Yargıtay'a göre, teminatın gelir kaydedilmesi, feshin tamamen yüklenicinin kusurundan kaynaklandığı durumlarda uygulanabilecek ağır bir yaptırımdır. Eğer idarenin de feshe yol açan bir kusuru varsa (sözleşmeyi tasfiye etmesi gerekirken feshetmesi gibi), bu yaptırımın uygulanması hakkaniyete ve hukuka aykırı olacaktır. Bu nedenle, mahkemenin ortak kusur durumunu gözeterek teminat mektubunun iadesine karar vermesi gerekirken, talebi reddetmesi hatalı bulunmuştur.
Sonuç
Yargıtay 15. Hukuk Dairesi'nin 2018/4316 sayılı kararı, sözleşmenin feshinde kusur dağılımının, teminat mektubunun akıbeti üzerindeki doğrudan etkisini ortaya koyan emsal bir karardır. Bu karardan çıkarılması gereken temel ilkeler şunlardır:
- Bir kamu yapım sözleşmesinin feshinde, sadece yüklenicinin değil, idarenin de kusurlu eylemleri olup olmadığı dikkatle incelenmelidir.
- Eğer feshin meydana gelmesinde her iki tarafın da kusuru varsa, yani bir "ortak kusur" durumu söz konusu ise, idare yüklenicinin kesin teminat mektubunu gelir kaydedemez.
- Ortak kusur halinde, yüklenici teminat mektubunun iadesini talep etme hakkına sahiptir.

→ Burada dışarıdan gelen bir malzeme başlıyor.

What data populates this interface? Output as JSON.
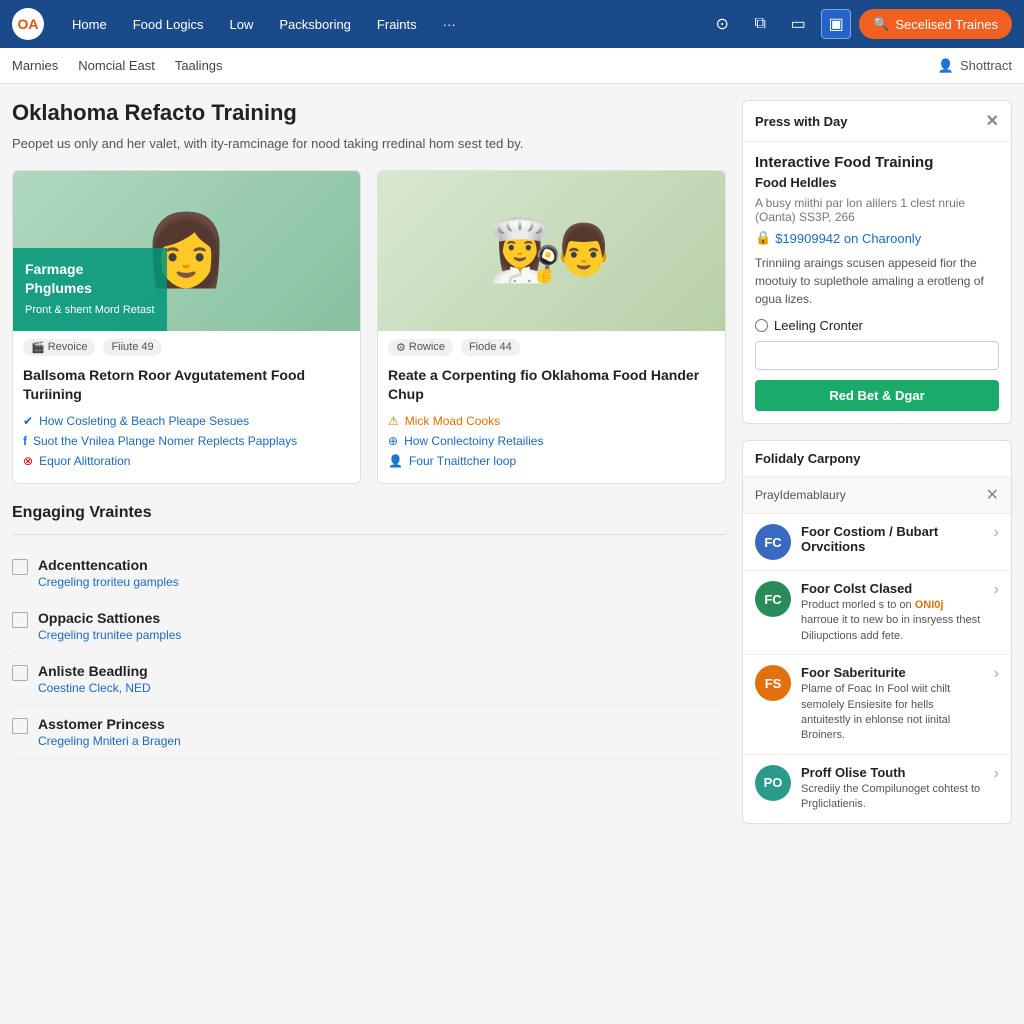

- YİGŞ uyarınca iş artış oranının yasal sınırları aşması, idareye sözleşmeyi feshetme değil, tasfiye etme yükümlülüğü getirir. İdarenin bu yola gitmeyip sözleşmeyi feshetmesi, kendisini fesihte kusurlu duruma düşürür.
Bu karar, idarelerin fesih yetkisini kullanırken keyfi davranamayacaklarını, kendi sözleşmesel ve yasal yükümlülüklerini de göz önünde bulundurmaları gerektiğini açıkça ortaya koymaktadır. Fesih sürecinde idarenin de bir kusuru varsa, bunun hukuki sonucu, teminatın gelir kaydedilmesi gibi ağır bir yaptırımın uygulanamamasıdır.